Balfa didn’t answer.
“I’m not your boss,” Jack said. “I know you’re not used to working with Homicide, so maybe I should have made that clearer. I’m just here to help. Most precinct detectives, frankly, are happy for the assist. But—bottom line—this is your case.”
“All right,” Balfa said. “So what’s the problem?”
Jack stared at him. “You tell me. I gotta say: Sometimes I can’t help thinking that you don’t really give a shit.”
Balfa raised his hands. “I don’t know what you’re talking about. Didn’t I follow up on that lead just the other day?”

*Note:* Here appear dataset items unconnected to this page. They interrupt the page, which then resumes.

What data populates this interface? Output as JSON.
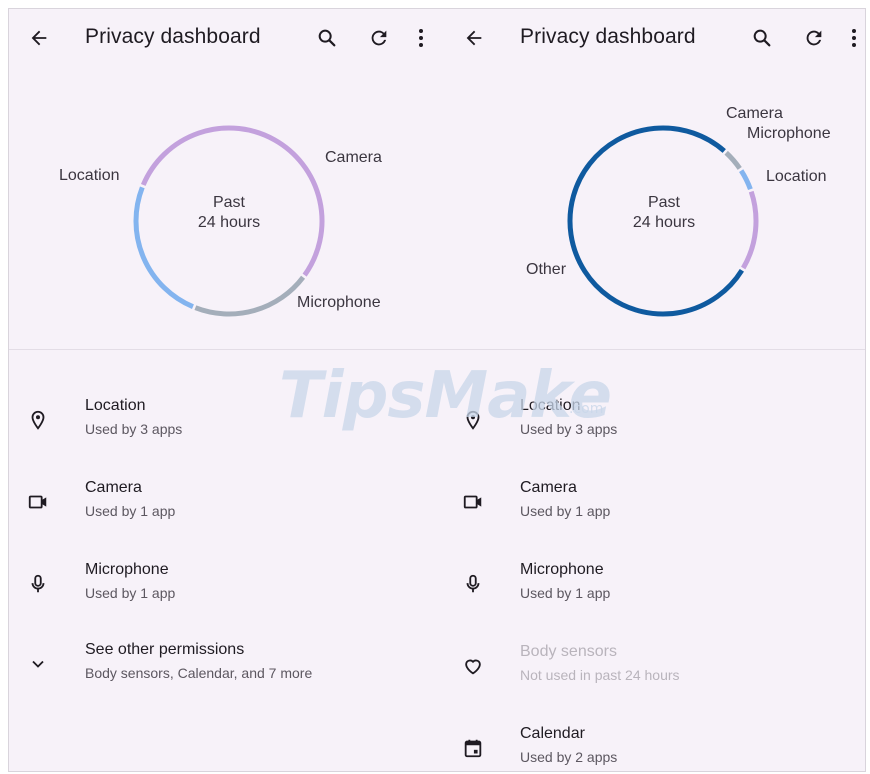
{
  "left": {
    "header": {
      "title": "Privacy dashboard",
      "back_icon": "arrow-left-icon",
      "search_icon": "search-icon",
      "refresh_icon": "refresh-icon",
      "more_icon": "more-vert-icon"
    },
    "chart": {
      "center_line1": "Past",
      "center_line2": "24 hours",
      "segments": [
        {
          "label": "Location",
          "color": "#c3a1dd",
          "fraction": 0.54
        },
        {
          "label": "Camera",
          "color": "#a4aeba",
          "fraction": 0.21
        },
        {
          "label": "Microphone",
          "color": "#83b4ef",
          "fraction": 0.25
        }
      ]
    },
    "permissions": [
      {
        "icon": "location-pin-icon",
        "title": "Location",
        "subtitle": "Used by 3 apps"
      },
      {
        "icon": "camera-icon",
        "title": "Camera",
        "subtitle": "Used by 1 app"
      },
      {
        "icon": "microphone-icon",
        "title": "Microphone",
        "subtitle": "Used by 1 app"
      },
      {
        "icon": "chevron-down-icon",
        "title": "See other permissions",
        "subtitle": "Body sensors, Calendar, and 7 more"
      }
    ]
  },
  "right": {
    "header": {
      "title": "Privacy dashboard",
      "back_icon": "arrow-left-icon",
      "search_icon": "search-icon",
      "refresh_icon": "refresh-icon",
      "more_icon": "more-vert-icon"
    },
    "chart": {
      "center_line1": "Past",
      "center_line2": "24 hours",
      "segments": [
        {
          "label": "Camera",
          "color": "#a4aeba",
          "fraction": 0.04
        },
        {
          "label": "Microphone",
          "color": "#83b4ef",
          "fraction": 0.04
        },
        {
          "label": "Location",
          "color": "#c3a1dd",
          "fraction": 0.14
        },
        {
          "label": "Other",
          "color": "#0f5a9f",
          "fraction": 0.78
        }
      ]
    },
    "permissions": [
      {
        "icon": "location-pin-icon",
        "title": "Location",
        "subtitle": "Used by 3 apps"
      },
      {
        "icon": "camera-icon",
        "title": "Camera",
        "subtitle": "Used by 1 app"
      },
      {
        "icon": "microphone-icon",
        "title": "Microphone",
        "subtitle": "Used by 1 app"
      },
      {
        "icon": "heart-icon",
        "title": "Body sensors",
        "subtitle": "Not used in past 24 hours"
      },
      {
        "icon": "calendar-icon",
        "title": "Calendar",
        "subtitle": "Used by 2 apps"
      }
    ]
  },
  "watermark": {
    "text": "TipsMake",
    "suffix": ".com"
  }
}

Jack nodded thoughtfully. “Yeah, you did. Like I said, nobody blames you for the way that turned out, either. But this is a case of a kid who got
killed
. Somehow that doesn’t seem to be getting through to you.”
Balfa made a face like he was wrestling with something. He sighed and sank back into his chair. “I’ve…look, I’ve been having some personal problems. Marital shit. I guess it’s been stressing me out a little.”
Jack sat back, too, trying to diffuse the tension. “All right. I can understand that. I’m just asking you to focus a little, to work with me here. Okay?”
Balfa nodded. And then he glanced at the clock. He stood up. “I have to make a quick run downtown. Why don’t you start in on the mapping, and I’ll be right back?”
Jack shrugged. “Why don’t I go with you, and we can work out our next step?”
Balfa frowned. “I have to see my CI again about that other case. He gets real jittery, and he definitely won’t talk if I’m not alone.”